ETA: I was discussing this in the "ban" thread with someone who I can't remember, but we applied the FFAs to the pending AWB and mag capacity limits. If a magazine is made in a state, labelled for use only in that state, and never actually leaves the state (and thus never enters the stream of commerce), it probably can't be regulated under the commerce clause because Lopez put limits on Wickbard. But maybe not. We'll see.

Superhero
01-11-13, 01:02
We haven't looked into that case. I've read about it on Wiki but she gets pretty tired of looking at legal stuff all day so convincing her to discuss cases with someone who requires a lot of explanation of terms of art, certain precedents that need to be kept in mind, other laws that might apply etc. is not an easy task. I don't blame her. lol

Hopefully this case can get decided before another justice retires and Obama has a chance to appoint another anti-gun person to a position of authority.

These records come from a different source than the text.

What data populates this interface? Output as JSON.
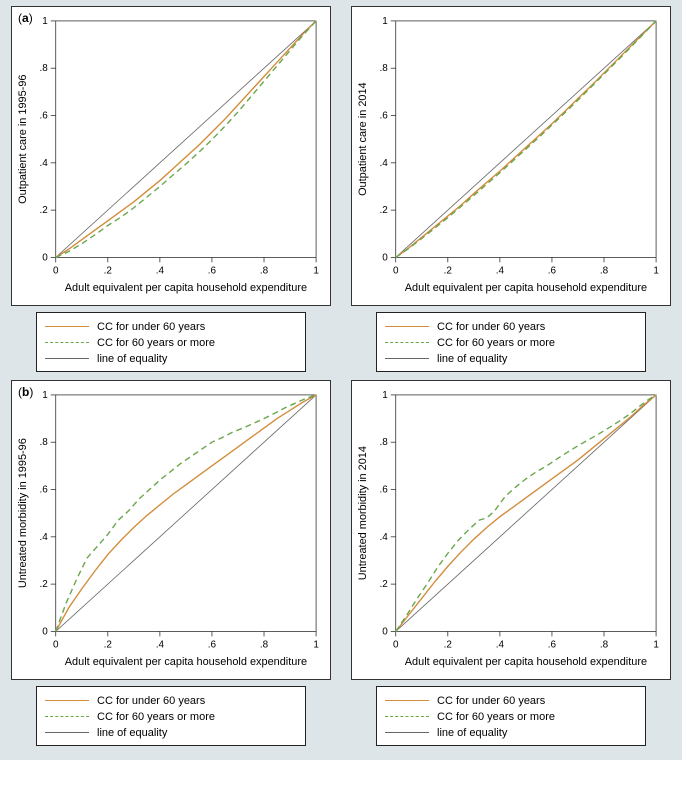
{
  "colors": {
    "background": "#dde5e8",
    "panel_bg": "#ffffff",
    "frame": "#333333",
    "text": "#000000",
    "equality": "#666666",
    "under60": "#d38c3b",
    "over60": "#6aa64a"
  },
  "typography": {
    "axis_label_fontsize": 11,
    "tick_fontsize": 10,
    "legend_fontsize": 11,
    "panel_label_fontsize": 12
  },
  "shared": {
    "xlabel": "Adult equivalent per capita household expenditure",
    "xlim": [
      0,
      1
    ],
    "ylim": [
      0,
      1
    ],
    "xticks": [
      0,
      0.2,
      0.4,
      0.6,
      0.8,
      1
    ],
    "yticks": [
      0,
      0.2,
      0.4,
      0.6,
      0.8,
      1
    ],
    "xtick_labels": [
      "0",
      ".2",
      ".4",
      ".6",
      ".8",
      "1"
    ],
    "ytick_labels": [
      "0",
      ".2",
      ".4",
      ".6",
      ".8",
      "1"
    ],
    "legend": {
      "under60": "CC for under 60 years",
      "over60": "CC for 60 years or more",
      "equality": "line of equality"
    },
    "line_width_data": 1.4,
    "line_width_equality": 0.8,
    "dash_pattern_over60": "6,4"
  },
  "panel_labels": {
    "a": "(a)",
    "b": "(b)"
  },
  "panels": {
    "a_left": {
      "ylabel": "Outpatient care in 1995-96",
      "equality": [
        [
          0,
          0
        ],
        [
          1,
          1
        ]
      ],
      "under60": [
        [
          0.0,
          0.0
        ],
        [
          0.05,
          0.035
        ],
        [
          0.1,
          0.075
        ],
        [
          0.15,
          0.115
        ],
        [
          0.2,
          0.155
        ],
        [
          0.25,
          0.195
        ],
        [
          0.3,
          0.235
        ],
        [
          0.35,
          0.28
        ],
        [
          0.4,
          0.325
        ],
        [
          0.45,
          0.375
        ],
        [
          0.5,
          0.425
        ],
        [
          0.55,
          0.475
        ],
        [
          0.6,
          0.53
        ],
        [
          0.65,
          0.585
        ],
        [
          0.7,
          0.645
        ],
        [
          0.75,
          0.705
        ],
        [
          0.8,
          0.765
        ],
        [
          0.85,
          0.825
        ],
        [
          0.9,
          0.885
        ],
        [
          0.95,
          0.945
        ],
        [
          1.0,
          1.0
        ]
      ],
      "over60": [
        [
          0.0,
          0.0
        ],
        [
          0.05,
          0.025
        ],
        [
          0.1,
          0.058
        ],
        [
          0.15,
          0.095
        ],
        [
          0.2,
          0.135
        ],
        [
          0.25,
          0.17
        ],
        [
          0.3,
          0.21
        ],
        [
          0.35,
          0.255
        ],
        [
          0.4,
          0.3
        ],
        [
          0.45,
          0.348
        ],
        [
          0.5,
          0.395
        ],
        [
          0.55,
          0.445
        ],
        [
          0.6,
          0.498
        ],
        [
          0.65,
          0.555
        ],
        [
          0.7,
          0.615
        ],
        [
          0.75,
          0.68
        ],
        [
          0.8,
          0.745
        ],
        [
          0.85,
          0.81
        ],
        [
          0.9,
          0.875
        ],
        [
          0.95,
          0.94
        ],
        [
          1.0,
          1.0
        ]
      ]
    },
    "a_right": {
      "ylabel": "Outpatient care in 2014",
      "equality": [
        [
          0,
          0
        ],
        [
          1,
          1
        ]
      ],
      "under60": [
        [
          0.0,
          0.0
        ],
        [
          0.05,
          0.04
        ],
        [
          0.1,
          0.085
        ],
        [
          0.15,
          0.13
        ],
        [
          0.2,
          0.175
        ],
        [
          0.25,
          0.22
        ],
        [
          0.3,
          0.27
        ],
        [
          0.35,
          0.318
        ],
        [
          0.4,
          0.365
        ],
        [
          0.45,
          0.415
        ],
        [
          0.5,
          0.465
        ],
        [
          0.55,
          0.515
        ],
        [
          0.6,
          0.565
        ],
        [
          0.65,
          0.618
        ],
        [
          0.7,
          0.672
        ],
        [
          0.75,
          0.725
        ],
        [
          0.8,
          0.78
        ],
        [
          0.85,
          0.835
        ],
        [
          0.9,
          0.89
        ],
        [
          0.95,
          0.945
        ],
        [
          1.0,
          1.0
        ]
      ],
      "over60": [
        [
          0.0,
          0.0
        ],
        [
          0.05,
          0.038
        ],
        [
          0.1,
          0.08
        ],
        [
          0.15,
          0.124
        ],
        [
          0.2,
          0.168
        ],
        [
          0.25,
          0.215
        ],
        [
          0.3,
          0.262
        ],
        [
          0.35,
          0.31
        ],
        [
          0.4,
          0.358
        ],
        [
          0.45,
          0.408
        ],
        [
          0.5,
          0.458
        ],
        [
          0.55,
          0.508
        ],
        [
          0.6,
          0.56
        ],
        [
          0.65,
          0.612
        ],
        [
          0.7,
          0.665
        ],
        [
          0.75,
          0.72
        ],
        [
          0.8,
          0.775
        ],
        [
          0.85,
          0.83
        ],
        [
          0.9,
          0.886
        ],
        [
          0.95,
          0.943
        ],
        [
          1.0,
          1.0
        ]
      ]
    },
    "b_left": {
      "ylabel": "Untreated morbidity in 1995-96",
      "equality": [
        [
          0,
          0
        ],
        [
          1,
          1
        ]
      ],
      "under60": [
        [
          0.0,
          0.0
        ],
        [
          0.05,
          0.1
        ],
        [
          0.1,
          0.18
        ],
        [
          0.15,
          0.255
        ],
        [
          0.2,
          0.325
        ],
        [
          0.25,
          0.385
        ],
        [
          0.3,
          0.44
        ],
        [
          0.35,
          0.49
        ],
        [
          0.4,
          0.535
        ],
        [
          0.45,
          0.58
        ],
        [
          0.5,
          0.62
        ],
        [
          0.55,
          0.66
        ],
        [
          0.6,
          0.7
        ],
        [
          0.65,
          0.74
        ],
        [
          0.7,
          0.78
        ],
        [
          0.75,
          0.82
        ],
        [
          0.8,
          0.86
        ],
        [
          0.85,
          0.9
        ],
        [
          0.9,
          0.935
        ],
        [
          0.95,
          0.97
        ],
        [
          1.0,
          1.0
        ]
      ],
      "over60": [
        [
          0.0,
          0.0
        ],
        [
          0.04,
          0.12
        ],
        [
          0.08,
          0.22
        ],
        [
          0.12,
          0.31
        ],
        [
          0.16,
          0.36
        ],
        [
          0.2,
          0.41
        ],
        [
          0.24,
          0.47
        ],
        [
          0.28,
          0.51
        ],
        [
          0.32,
          0.56
        ],
        [
          0.36,
          0.6
        ],
        [
          0.4,
          0.64
        ],
        [
          0.44,
          0.675
        ],
        [
          0.48,
          0.71
        ],
        [
          0.52,
          0.74
        ],
        [
          0.56,
          0.77
        ],
        [
          0.6,
          0.8
        ],
        [
          0.64,
          0.82
        ],
        [
          0.68,
          0.843
        ],
        [
          0.72,
          0.86
        ],
        [
          0.76,
          0.88
        ],
        [
          0.8,
          0.9
        ],
        [
          0.84,
          0.922
        ],
        [
          0.88,
          0.945
        ],
        [
          0.92,
          0.965
        ],
        [
          0.96,
          0.985
        ],
        [
          1.0,
          1.0
        ]
      ]
    },
    "b_right": {
      "ylabel": "Untreated morbidity in 2014",
      "equality": [
        [
          0,
          0
        ],
        [
          1,
          1
        ]
      ],
      "under60": [
        [
          0.0,
          0.0
        ],
        [
          0.05,
          0.07
        ],
        [
          0.1,
          0.14
        ],
        [
          0.15,
          0.21
        ],
        [
          0.2,
          0.275
        ],
        [
          0.25,
          0.335
        ],
        [
          0.3,
          0.39
        ],
        [
          0.35,
          0.44
        ],
        [
          0.4,
          0.485
        ],
        [
          0.45,
          0.525
        ],
        [
          0.5,
          0.565
        ],
        [
          0.55,
          0.605
        ],
        [
          0.6,
          0.645
        ],
        [
          0.65,
          0.685
        ],
        [
          0.7,
          0.725
        ],
        [
          0.75,
          0.77
        ],
        [
          0.8,
          0.815
        ],
        [
          0.85,
          0.86
        ],
        [
          0.9,
          0.905
        ],
        [
          0.95,
          0.955
        ],
        [
          1.0,
          1.0
        ]
      ],
      "over60": [
        [
          0.0,
          0.0
        ],
        [
          0.04,
          0.065
        ],
        [
          0.08,
          0.135
        ],
        [
          0.12,
          0.2
        ],
        [
          0.16,
          0.27
        ],
        [
          0.2,
          0.33
        ],
        [
          0.24,
          0.385
        ],
        [
          0.28,
          0.43
        ],
        [
          0.32,
          0.47
        ],
        [
          0.35,
          0.48
        ],
        [
          0.38,
          0.51
        ],
        [
          0.42,
          0.57
        ],
        [
          0.46,
          0.61
        ],
        [
          0.5,
          0.645
        ],
        [
          0.54,
          0.675
        ],
        [
          0.58,
          0.7
        ],
        [
          0.62,
          0.73
        ],
        [
          0.66,
          0.758
        ],
        [
          0.7,
          0.785
        ],
        [
          0.74,
          0.81
        ],
        [
          0.78,
          0.835
        ],
        [
          0.82,
          0.862
        ],
        [
          0.86,
          0.89
        ],
        [
          0.9,
          0.92
        ],
        [
          0.94,
          0.955
        ],
        [
          0.97,
          0.98
        ],
        [
          1.0,
          1.0
        ]
      ]
    }
  }
}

For my part, I think we need to take a step back and reevaluate the ridiculous amount of power the federal government has over individual states. I'm a very left-leaning liberal and even I think it's ridiculous how far the Fed can go in controlling what states can and cannot do.




Tell her to check US v. Lopez (514 U.S. 549)

Montana did this like 3 yrs ago, they're currently at the 9th Circuit.


ETA: I was discussing this in the "ban" thread with someone who I can't remember, but we applied the FFAs to the pending AWB and mag capacity limits. If a magazine is made in a state, labelled for use only in that state, and never actually leaves the state (and thus never enters the stream of commerce), it probably can't be regulated under the commerce clause because Lopez put limits on Wickbard.

xjustintimex
01-11-13, 01:05
If anything could this not possibly allow some of the gun restriction to go to the supreme court, where we will have a shot at it being deemed unconstitutional. That was the strategy I figured they were pulling for when I read this.

Matt0317
01-11-13, 01:14
Yeah getting rid of the NFA would be sweet.